Soutenir l'activité des petits exploitants agricoles

Les petits exploitants agricoles ont également le besoin de transformer et vendre de manière plus efficace leurs produits agricoles. Pour répondre à ce besoin, la création d'interfaces numériques peut offrir des opportunités pour augmenter l'accès aux marchés et les revenus des agriculteurs. Une solution digitale qui pourrait répondre à ce besoin est une plateforme digitale multi service telle que celle conçue pour le ministère de l'Agriculture à Madagascar en 2020. Il s'agit d'un système numérique offrant des fonctionnalités et des services spécifiquement conçus pour les exploitants agricoles. Ce type de solution permet notamment de fournir des informations sur les prix des intrants, leurs modes d'utilisation ou encore de faciliter la mise en relation des agriculteurs avec des revendeurs locaux. La mise en place d'une plateforme applicative implique des prérequis en termes d'accès à l'électricité, à internet et en équipement en smartphone. Pour favoriser le développement de ces plateformes, il convient aussi de gagner la confiance des agriculteurs, de pallier leur méfiance vis-à-vis du digital et de s'appuyer sur les autorités locales clés pour favoriser l'adhésion. La plateforme applicative possède un réel potentiel auprès de ce public mais il est nécessaire de mettre en place des dispositifs d'appui, en cas de manque d'équipement en smartphone de la population. Des paysans référents peuvent notamment être formés et assurer la diffusion des pratiques et des conseillers de la plateforme pourraient être recrutés afin de faciliter son usage.

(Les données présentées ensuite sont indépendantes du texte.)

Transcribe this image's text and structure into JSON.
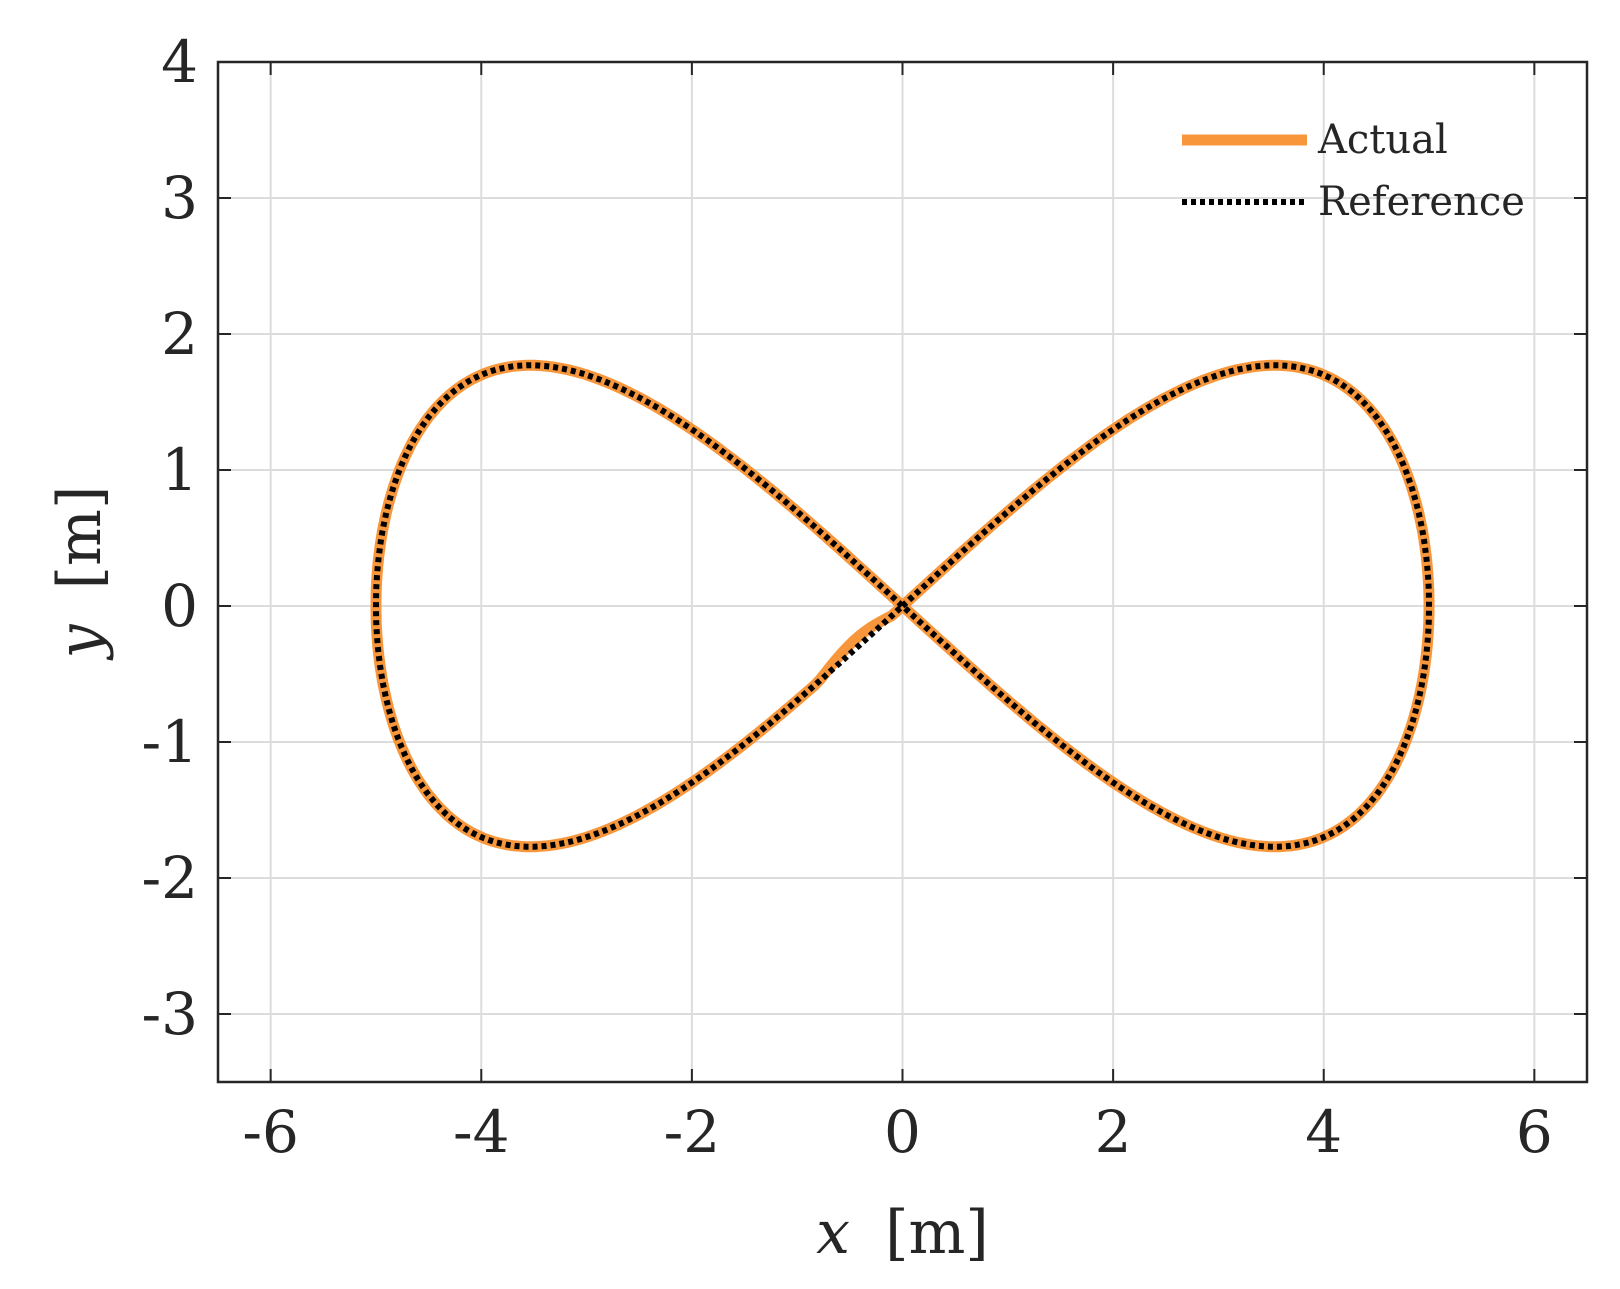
{
  "chart_data": {
    "type": "line",
    "xlabel_var": "x",
    "xlabel_unit": "[m]",
    "ylabel_var": "y",
    "ylabel_unit": "[m]",
    "xlim": [
      -6.5,
      6.5
    ],
    "ylim": [
      -3.5,
      4
    ],
    "xticks": [
      -6,
      -4,
      -2,
      0,
      2,
      4,
      6
    ],
    "xtick_labels": [
      "-6",
      "-4",
      "-2",
      "0",
      "2",
      "4",
      "6"
    ],
    "yticks": [
      -3,
      -2,
      -1,
      0,
      1,
      2,
      3,
      4
    ],
    "ytick_labels": [
      "-3",
      "-2",
      "-1",
      "0",
      "1",
      "2",
      "3",
      "4"
    ],
    "grid": true,
    "legend_position": "top-right",
    "curve": {
      "shape": "figure-eight (lemniscate of Gerono)",
      "x_amplitude": 5,
      "y_amplitude": 3.54,
      "x_range": [
        -5,
        5
      ],
      "y_range": [
        -1.77,
        1.77
      ]
    },
    "series": [
      {
        "name": "Actual",
        "color": "#f7963b",
        "style": "solid",
        "deviation": {
          "description": "small wobble near origin in the lower-left lobe",
          "x_range": [
            -0.8,
            -0.1
          ],
          "y_offset": 0.07
        }
      },
      {
        "name": "Reference",
        "color": "#000000",
        "style": "dotted"
      }
    ]
  }
}
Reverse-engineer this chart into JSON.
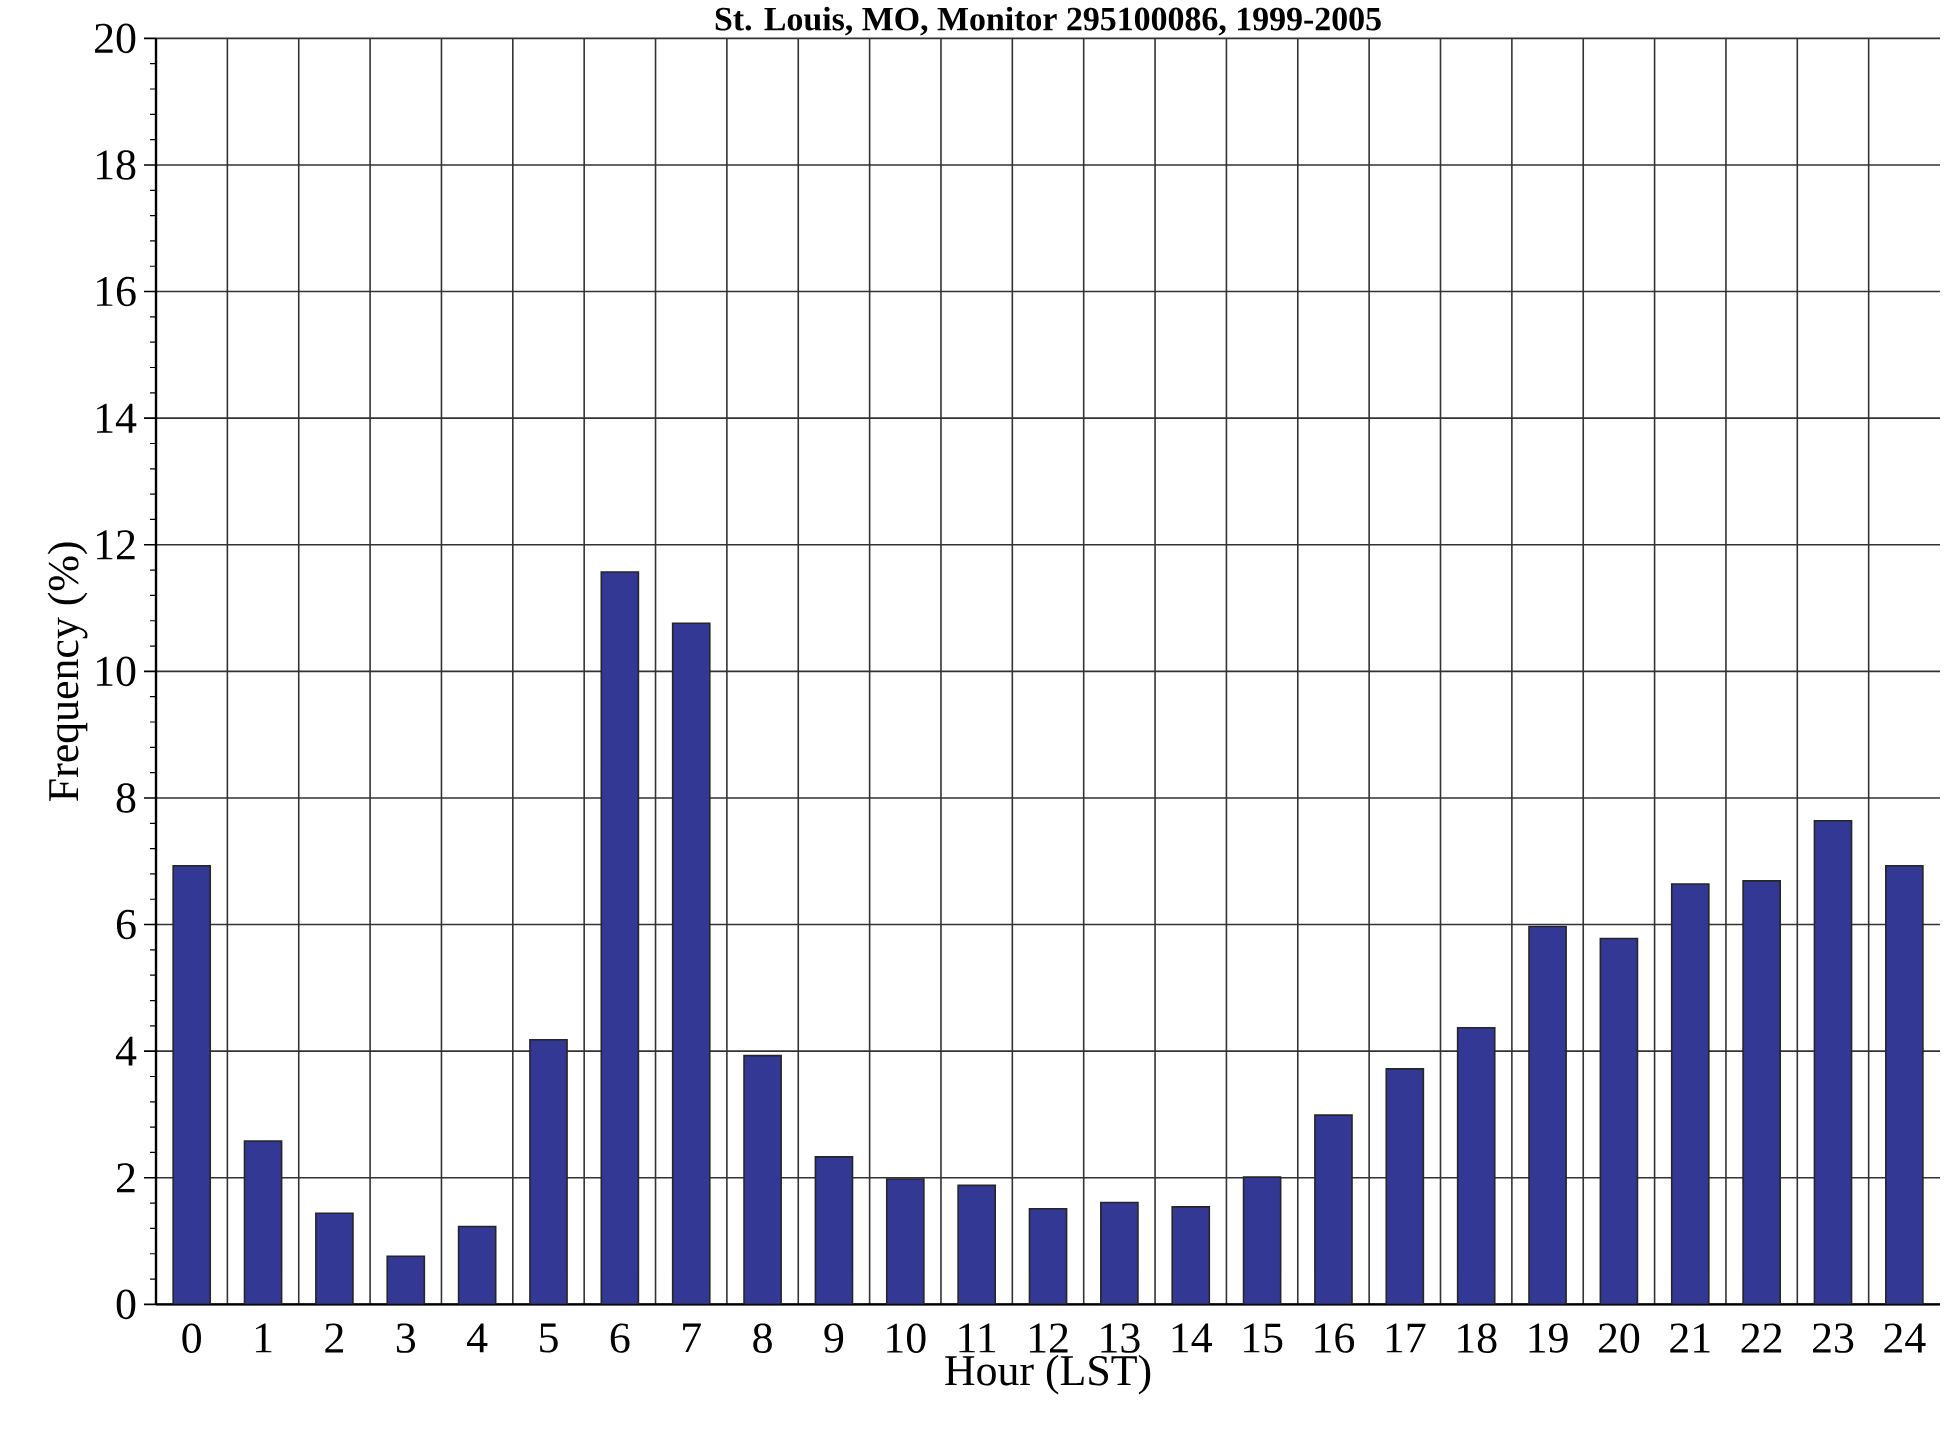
{
  "chart_data": {
    "type": "bar",
    "title": "St. Louis, MO, Monitor 295100086, 1999-2005",
    "xlabel": "Hour (LST)",
    "ylabel": "Frequency (%)",
    "categories": [
      "0",
      "1",
      "2",
      "3",
      "4",
      "5",
      "6",
      "7",
      "8",
      "9",
      "10",
      "11",
      "12",
      "13",
      "14",
      "15",
      "16",
      "17",
      "18",
      "19",
      "20",
      "21",
      "22",
      "23",
      "24"
    ],
    "values": [
      6.93,
      2.58,
      1.44,
      0.76,
      1.23,
      4.18,
      11.57,
      10.76,
      3.93,
      2.33,
      1.98,
      1.88,
      1.51,
      1.61,
      1.54,
      2.01,
      2.99,
      3.72,
      4.37,
      5.97,
      5.78,
      6.64,
      6.69,
      7.64,
      6.93
    ],
    "color": "#333894",
    "ylim": [
      0,
      20
    ],
    "yticks": [
      0,
      2,
      4,
      6,
      8,
      10,
      12,
      14,
      16,
      18,
      20
    ],
    "grid": true
  }
}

Il parait enfin utile de renforcer le partage d'outils pour favoriser et mécaniser l'agriculture assurée par les petits exploitants. La mécanisation est un enjeu essentiel de la transformation de l'agriculture, permettant de réduire les coûts et produire à l'échelle et ainsi de passer d'une agriculture de subsistance à une agriculture durable de rente. Le numérique permettrait de connecter les agriculteurs pour faciliter l'organisation de partage d'installations et équipements agricoles modernes. La plateforme indienne EM3 AgriServices offre par exemple la possibilité de mettre en relation des propriétaires d'équipements avec des agriculteurs. EM3 permet également aux agriculteurs qui possèdent des équipements tels que des tracteurs, des moissonneuses et d'autres outils mécaniques de les louer pour les aider à payer leurs achats ou générer des revenus supplémentaires. Le prérequis à l'utilisation de cette plateforme est la nécessité pour le franchisé de disposer d'un smartphone pour enregistrer les transactions.

Plusieurs dimensions

La bonne mise en œuvre de ces solutions nécessite de prendre en compte plusieurs dimensions, notamment le financement et la mise en place de campagnes de sensibilisation auprès des agriculteurs traditionnels. Bien qu'il soit souhaitable de disposer d'infrastructures TIC performantes, d'une couverture téléphonique étendue et d'un taux de pénétration mobile élevé, les exemples évoqués montrent qu'un minimum d'infrastructures digitales peut déjà permettre d'accomplir des avancées significatives en termes d'accès à l'information, au marché ou encore de collaboration entre acteurs du secteur agricole. Un soutien des Etats et des financeurs internationaux font aussi parti des facteurs clés de succès mais qui ne doivent pas freiner les initiatives privées mais plutôt permettre de les lancer. Les enjeux économiques et sociaux sont importants, dans un contexte où le petit exploitant gagne en moyenne moins de 1.000 euros par an sur l'ensemble du continent.